Biography of Joseph F. Wyson

Joseph F. Wyson (Joseph Wysocki), Enrollee, likely Leader or Assistant Leader, CCC Camp Manistique, Michigan 

Soldier, 106th Infantry Division, WWII, USA

Excerpt from the Autobiography of Joseph F. Wysocki (Wyson).

 I moved back in with Aunt Kate for a short period and while there I reviewed my circumstances and decided to apply for acceptance into the CCC Camps which were in vogue during the Roosevelt Administration. I was accepted and was sent by train to Manistique, Michigan in the Upper Peninsula. The CCC Camp paid room and board and $32.00 per month. Eight dollars was retained by the boys and the rest was sent home to be kept for them by parents or relatives. Mine was sent to Aunt Kate.

 The boys worked at planting trees, clearing roads, fighting fires and various other jobs. The personnel were divided into Army workers and Forestry workers. The Army administered the affairs of the camp while the Forestry looked after the forest and road work. A young man I had met on the train while traveling to the Camp, inveigled me into accepting an assignment as a permanent KP. At first I resented and hated the assignment until I discovered that it was one of the better jobs in the camp. We had every weekend off. We only worked six hours each day. The rest of our day was spent singing, playing cards, and doing other fun things in the barracks, while the Forestry people were freezing and toiling in the forest. Moreover, permanent KP's didn't serve as KP's on weekends. Thus, we went to town on both Saturdays and Sundays. Forestry people only went to town on Saturdays.

 I delighted in going to the dances in the various towns of Northern Michigan. I also frequented the roller skating rinks. I had many girl friends in the many towns I visited. In addition, I wrote to girl friends in Detroit every week and received mail from them regularly. I also wrote letters for some of the boys who were not so articulate. I started a correspondence for Red McWilliams, the boy who had talked me into the KP assignment, with the sister of one of my girl friends in Detroit. This later turned out to be a major blunder because she became infatuated with the letter writer and when she discovered that Red McWilliams was incapable of expressing the love which was projected in the letters, she was broken hearted. The girls father was infuriated and drove me from the house upon my return from the CCC Camp. This also ended the relationship with the girl's sister.

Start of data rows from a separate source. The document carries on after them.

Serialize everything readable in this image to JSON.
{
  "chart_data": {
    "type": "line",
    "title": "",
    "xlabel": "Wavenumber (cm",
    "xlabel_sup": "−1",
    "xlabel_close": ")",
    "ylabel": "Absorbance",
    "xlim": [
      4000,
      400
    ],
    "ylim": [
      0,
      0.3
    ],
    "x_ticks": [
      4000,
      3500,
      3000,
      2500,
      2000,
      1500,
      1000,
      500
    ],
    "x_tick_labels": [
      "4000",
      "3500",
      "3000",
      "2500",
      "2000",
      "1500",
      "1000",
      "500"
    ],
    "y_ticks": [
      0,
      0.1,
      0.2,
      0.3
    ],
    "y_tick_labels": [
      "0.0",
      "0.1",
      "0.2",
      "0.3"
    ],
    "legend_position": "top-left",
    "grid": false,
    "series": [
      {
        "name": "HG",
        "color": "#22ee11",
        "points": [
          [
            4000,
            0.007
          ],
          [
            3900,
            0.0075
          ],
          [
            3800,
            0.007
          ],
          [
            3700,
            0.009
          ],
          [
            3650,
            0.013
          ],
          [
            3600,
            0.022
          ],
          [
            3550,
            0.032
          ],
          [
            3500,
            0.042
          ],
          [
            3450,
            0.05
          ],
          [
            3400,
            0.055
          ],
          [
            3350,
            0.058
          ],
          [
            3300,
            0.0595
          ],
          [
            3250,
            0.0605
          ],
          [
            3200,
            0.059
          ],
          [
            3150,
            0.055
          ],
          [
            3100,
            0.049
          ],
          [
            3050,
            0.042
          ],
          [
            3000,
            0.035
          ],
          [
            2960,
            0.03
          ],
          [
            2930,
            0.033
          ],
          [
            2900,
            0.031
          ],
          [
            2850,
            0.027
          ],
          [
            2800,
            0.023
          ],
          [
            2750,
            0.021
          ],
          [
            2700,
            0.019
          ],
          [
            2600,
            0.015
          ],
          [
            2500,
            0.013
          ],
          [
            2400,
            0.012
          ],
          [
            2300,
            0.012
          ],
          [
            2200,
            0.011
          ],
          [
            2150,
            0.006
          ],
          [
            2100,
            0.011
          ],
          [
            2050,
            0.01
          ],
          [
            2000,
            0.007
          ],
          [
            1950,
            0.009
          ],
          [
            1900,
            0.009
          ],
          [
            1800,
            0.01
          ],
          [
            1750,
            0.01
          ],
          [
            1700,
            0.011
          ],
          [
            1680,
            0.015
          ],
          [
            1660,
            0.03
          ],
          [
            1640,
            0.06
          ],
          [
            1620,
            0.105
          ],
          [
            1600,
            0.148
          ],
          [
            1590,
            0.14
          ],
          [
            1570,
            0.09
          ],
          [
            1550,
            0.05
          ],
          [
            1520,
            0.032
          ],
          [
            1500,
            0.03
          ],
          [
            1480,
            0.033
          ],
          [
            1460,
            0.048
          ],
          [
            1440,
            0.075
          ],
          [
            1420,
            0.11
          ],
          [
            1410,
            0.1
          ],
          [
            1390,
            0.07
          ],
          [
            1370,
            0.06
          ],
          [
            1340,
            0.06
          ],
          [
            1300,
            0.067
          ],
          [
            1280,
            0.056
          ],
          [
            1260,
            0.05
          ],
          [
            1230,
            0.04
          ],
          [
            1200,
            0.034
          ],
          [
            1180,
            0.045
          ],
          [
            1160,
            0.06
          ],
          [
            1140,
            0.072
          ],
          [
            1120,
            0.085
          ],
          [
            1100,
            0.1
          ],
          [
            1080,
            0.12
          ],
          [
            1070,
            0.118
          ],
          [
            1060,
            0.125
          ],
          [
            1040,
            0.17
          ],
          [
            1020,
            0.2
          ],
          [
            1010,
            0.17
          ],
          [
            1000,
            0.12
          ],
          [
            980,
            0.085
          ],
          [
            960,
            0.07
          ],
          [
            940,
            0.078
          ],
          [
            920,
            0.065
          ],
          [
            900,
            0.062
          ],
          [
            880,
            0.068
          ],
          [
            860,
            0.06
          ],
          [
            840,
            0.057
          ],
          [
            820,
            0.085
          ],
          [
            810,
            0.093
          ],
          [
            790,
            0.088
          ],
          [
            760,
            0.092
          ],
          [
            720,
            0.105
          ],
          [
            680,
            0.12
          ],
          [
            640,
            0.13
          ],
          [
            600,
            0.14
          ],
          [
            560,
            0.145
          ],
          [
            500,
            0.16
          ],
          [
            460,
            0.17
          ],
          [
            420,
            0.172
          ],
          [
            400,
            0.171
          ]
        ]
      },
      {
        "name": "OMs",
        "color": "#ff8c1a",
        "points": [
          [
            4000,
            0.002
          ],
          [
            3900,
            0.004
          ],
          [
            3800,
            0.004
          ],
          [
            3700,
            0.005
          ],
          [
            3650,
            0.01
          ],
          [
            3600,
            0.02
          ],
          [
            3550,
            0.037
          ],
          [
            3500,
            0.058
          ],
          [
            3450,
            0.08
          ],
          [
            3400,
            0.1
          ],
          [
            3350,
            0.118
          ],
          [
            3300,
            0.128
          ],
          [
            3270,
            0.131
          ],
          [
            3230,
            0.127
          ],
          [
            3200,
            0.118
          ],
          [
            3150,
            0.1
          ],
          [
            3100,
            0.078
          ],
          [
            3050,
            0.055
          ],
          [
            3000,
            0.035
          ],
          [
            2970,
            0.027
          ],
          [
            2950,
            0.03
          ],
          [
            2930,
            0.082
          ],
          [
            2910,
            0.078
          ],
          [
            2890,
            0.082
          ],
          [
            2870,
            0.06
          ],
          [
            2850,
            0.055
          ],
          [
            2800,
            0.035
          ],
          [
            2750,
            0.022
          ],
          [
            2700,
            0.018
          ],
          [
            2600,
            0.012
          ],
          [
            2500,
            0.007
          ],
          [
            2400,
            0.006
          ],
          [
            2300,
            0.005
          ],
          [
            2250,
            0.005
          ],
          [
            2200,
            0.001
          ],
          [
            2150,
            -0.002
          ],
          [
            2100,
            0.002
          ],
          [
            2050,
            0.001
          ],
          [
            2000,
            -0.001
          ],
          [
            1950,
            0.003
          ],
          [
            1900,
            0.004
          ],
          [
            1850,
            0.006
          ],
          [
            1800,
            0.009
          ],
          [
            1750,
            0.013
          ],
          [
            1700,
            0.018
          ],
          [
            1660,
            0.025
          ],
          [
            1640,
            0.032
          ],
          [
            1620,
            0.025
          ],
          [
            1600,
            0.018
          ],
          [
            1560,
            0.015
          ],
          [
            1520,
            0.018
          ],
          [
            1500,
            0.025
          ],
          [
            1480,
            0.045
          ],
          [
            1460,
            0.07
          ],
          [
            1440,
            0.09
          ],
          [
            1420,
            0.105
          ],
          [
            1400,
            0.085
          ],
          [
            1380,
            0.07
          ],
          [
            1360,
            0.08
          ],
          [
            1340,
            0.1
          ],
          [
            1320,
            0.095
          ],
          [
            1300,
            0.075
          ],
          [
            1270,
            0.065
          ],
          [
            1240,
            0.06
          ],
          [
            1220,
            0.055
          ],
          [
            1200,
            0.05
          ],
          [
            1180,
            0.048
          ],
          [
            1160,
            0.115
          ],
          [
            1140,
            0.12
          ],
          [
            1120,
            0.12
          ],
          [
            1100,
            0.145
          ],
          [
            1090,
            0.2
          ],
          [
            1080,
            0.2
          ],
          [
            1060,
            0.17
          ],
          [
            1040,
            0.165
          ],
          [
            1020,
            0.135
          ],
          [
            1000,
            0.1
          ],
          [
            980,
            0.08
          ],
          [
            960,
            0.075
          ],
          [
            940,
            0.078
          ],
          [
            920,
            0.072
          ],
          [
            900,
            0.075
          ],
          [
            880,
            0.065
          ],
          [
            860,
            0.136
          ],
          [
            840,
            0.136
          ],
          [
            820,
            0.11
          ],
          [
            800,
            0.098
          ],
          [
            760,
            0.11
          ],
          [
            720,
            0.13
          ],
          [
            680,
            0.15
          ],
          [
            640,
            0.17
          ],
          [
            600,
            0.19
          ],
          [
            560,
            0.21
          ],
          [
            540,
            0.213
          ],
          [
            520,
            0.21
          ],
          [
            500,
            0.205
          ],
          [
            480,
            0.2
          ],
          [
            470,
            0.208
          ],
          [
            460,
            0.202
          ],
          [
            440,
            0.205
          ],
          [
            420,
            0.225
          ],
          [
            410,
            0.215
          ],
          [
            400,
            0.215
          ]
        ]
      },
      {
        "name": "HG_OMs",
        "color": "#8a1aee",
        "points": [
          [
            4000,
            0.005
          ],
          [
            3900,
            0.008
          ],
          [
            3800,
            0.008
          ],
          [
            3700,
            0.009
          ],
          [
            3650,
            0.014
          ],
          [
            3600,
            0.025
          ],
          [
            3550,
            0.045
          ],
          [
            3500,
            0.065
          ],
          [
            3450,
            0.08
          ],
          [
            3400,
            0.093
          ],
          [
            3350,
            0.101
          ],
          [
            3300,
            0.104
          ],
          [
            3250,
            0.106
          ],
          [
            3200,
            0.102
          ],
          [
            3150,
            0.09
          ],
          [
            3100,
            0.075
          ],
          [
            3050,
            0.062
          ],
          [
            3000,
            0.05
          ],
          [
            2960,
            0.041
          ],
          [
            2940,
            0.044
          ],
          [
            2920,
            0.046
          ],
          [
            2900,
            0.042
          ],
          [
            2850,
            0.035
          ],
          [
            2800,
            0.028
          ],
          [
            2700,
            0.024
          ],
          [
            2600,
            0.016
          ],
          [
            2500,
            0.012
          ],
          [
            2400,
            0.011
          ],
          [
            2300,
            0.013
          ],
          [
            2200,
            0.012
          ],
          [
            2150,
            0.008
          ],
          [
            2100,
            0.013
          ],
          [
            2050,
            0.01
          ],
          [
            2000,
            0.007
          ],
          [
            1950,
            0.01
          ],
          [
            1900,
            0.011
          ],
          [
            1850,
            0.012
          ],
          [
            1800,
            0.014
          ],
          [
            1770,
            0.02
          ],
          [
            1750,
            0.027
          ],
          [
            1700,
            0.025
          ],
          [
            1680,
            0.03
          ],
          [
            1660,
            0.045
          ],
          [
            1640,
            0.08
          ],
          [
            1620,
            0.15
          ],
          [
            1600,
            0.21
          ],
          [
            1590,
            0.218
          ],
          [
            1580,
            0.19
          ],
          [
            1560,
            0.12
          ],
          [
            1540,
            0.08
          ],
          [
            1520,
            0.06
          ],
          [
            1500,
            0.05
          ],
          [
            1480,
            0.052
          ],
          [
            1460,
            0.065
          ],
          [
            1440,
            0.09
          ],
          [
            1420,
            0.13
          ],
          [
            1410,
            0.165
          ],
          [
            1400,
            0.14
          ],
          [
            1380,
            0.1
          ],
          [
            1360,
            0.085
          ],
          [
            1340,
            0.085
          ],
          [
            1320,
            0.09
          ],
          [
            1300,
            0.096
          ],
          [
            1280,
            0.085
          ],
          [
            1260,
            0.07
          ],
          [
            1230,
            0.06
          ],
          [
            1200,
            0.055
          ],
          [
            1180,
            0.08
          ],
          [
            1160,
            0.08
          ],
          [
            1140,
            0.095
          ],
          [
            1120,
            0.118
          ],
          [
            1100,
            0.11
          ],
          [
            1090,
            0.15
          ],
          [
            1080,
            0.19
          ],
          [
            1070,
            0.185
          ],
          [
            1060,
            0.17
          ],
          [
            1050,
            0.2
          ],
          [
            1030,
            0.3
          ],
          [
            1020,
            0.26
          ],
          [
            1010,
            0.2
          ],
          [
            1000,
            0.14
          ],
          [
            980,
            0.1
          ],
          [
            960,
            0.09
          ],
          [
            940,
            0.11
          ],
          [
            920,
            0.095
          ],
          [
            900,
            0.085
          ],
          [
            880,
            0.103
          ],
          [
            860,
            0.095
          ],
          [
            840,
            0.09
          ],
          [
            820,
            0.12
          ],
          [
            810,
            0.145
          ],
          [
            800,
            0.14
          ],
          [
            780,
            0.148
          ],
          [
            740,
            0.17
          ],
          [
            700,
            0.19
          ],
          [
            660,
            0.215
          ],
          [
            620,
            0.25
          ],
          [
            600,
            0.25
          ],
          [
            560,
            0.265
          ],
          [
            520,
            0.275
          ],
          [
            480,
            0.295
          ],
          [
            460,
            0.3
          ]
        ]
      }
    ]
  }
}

 When the Army Captain learned that I knew how to type, he asked me to come into the office and work as the assistant camp clerk. I was too comfortably ensconced in the KP assignment and refused to leave it. After the Army Captain offered me several inducements and special privileges and assured me I could continue enjoying the same privileges as the KP's, I accepted the position of assistant camp clerk and began working in the office. I was having a glorious time at the camp and in the towns until the cold weather came in the month of October. I couldn't believe that it would get so cold so early. I hated cold weather and made the decision to leave the camp and return to Detroit. Anyone could leave the camp if they could prove that they had a job awaiting them. I wrote to Tony Telega and asked him to get me my old job back at the chicken store. He confirmed by letter that the job would be awaiting my return and I left the camp. I hitch-hiked back to Detroit and marveled at how much warmer it became the closer I came to Detroit. It was also cold in Detroit but not bitterly cold as it was in the Upper Peninsula.”

Joseph F. Wyson Obituary

 ST. GEORGE — Joseph F. Wyson, age 72, passed away peacefully due to a stroke on April 23, 1995, surrounded by his wife and twelve children. He was born Jan. 14, 1923 in Hamtramck, Michigan to Polish immigrant parents. At the age of four he was placed in the St. Francis Home for Boys following the death of his parents.

 Joe served in the 106th infantry divi¬sion of the Army during World War II, during which time he contracted tubercu¬losis. He fought and overcame this, as he did many other trials in life.

 He was worked as a machinist in the air¬craft industry. Within eight years he owned the company. Joe held many occupations in life, but derived the great¬est satisfaction and pride from his work as an author. He wrote books of poems, essays, sermons, talks and countless let¬ters to the editor. His latest books are entitled "Children's Nursery Rhymes" and "The Truth Is".